In claims, a wrong answer delivered confidently is worse than no answer. Three principles kept the AI accountable to the person responsible for the outcome.
Every suggestion cites its sources, a policy section, the FNOL, comparable claims. Every summary links back to the dates and documents behind it, so a surprising result invites a look instead of blind trust.
Suggestions stay pending until a person acts. Every response says it plainly at the bottom: AI generated, audit logged, verify before action. The human, not the model, moves the claim.
When a step times out or a dependency is missing, the run stops, names the failed steps, and returns partial results, rather than papering over a gap with a confident guess.

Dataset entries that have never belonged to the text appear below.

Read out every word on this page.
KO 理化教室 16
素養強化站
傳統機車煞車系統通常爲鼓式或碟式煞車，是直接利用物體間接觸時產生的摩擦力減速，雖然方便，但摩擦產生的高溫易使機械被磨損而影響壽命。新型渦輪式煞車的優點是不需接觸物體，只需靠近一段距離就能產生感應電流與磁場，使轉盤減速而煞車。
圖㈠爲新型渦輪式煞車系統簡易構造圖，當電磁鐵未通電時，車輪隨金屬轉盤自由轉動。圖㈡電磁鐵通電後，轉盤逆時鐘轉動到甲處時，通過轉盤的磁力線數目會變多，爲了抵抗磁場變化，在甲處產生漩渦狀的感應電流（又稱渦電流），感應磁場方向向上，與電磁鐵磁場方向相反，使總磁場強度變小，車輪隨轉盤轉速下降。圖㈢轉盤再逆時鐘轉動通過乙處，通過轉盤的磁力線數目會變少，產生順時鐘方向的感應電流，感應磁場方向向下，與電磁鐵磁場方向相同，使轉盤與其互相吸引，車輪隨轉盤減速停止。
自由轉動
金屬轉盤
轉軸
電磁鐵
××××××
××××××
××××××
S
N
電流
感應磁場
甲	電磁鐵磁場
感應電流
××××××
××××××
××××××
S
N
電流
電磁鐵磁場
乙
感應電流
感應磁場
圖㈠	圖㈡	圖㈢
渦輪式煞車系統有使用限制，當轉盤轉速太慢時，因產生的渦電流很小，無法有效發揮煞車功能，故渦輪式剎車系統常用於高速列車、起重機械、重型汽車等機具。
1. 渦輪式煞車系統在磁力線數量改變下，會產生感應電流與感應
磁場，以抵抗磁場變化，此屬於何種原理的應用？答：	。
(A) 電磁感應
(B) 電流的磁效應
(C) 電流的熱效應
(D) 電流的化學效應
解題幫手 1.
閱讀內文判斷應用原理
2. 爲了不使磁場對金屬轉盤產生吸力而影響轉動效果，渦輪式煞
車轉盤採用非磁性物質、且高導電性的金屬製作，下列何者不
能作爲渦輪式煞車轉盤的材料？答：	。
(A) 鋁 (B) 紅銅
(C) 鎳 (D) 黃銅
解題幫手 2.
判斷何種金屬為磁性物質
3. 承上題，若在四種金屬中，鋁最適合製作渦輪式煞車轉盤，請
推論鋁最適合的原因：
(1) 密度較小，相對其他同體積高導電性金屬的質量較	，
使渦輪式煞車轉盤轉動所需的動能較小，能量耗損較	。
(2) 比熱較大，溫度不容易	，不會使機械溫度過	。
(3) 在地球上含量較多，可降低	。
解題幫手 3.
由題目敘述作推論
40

This was less about adding an AI feature and more about operationalizing AI responsibly inside work adjusters already do. The design made the model legible: every read is traceable to a document, and every action is a human's to confirm.
The goal was never to replace the adjuster's judgment. It was to hand them the facts already sorted, so judgment is all that's left to do.
Capture and extraction are only worth anything if the adjuster trusts them, and trust comes from showing sources and never acting alone. The most important pixels on the screen were not the answer. They were the citation and the confirm button.
The simple tray and the complex flow builder turned out to be the same idea at two altitudes: make the AI legible to the person who is accountable for the outcome. That is the through-line I carry into every AI surface I design now.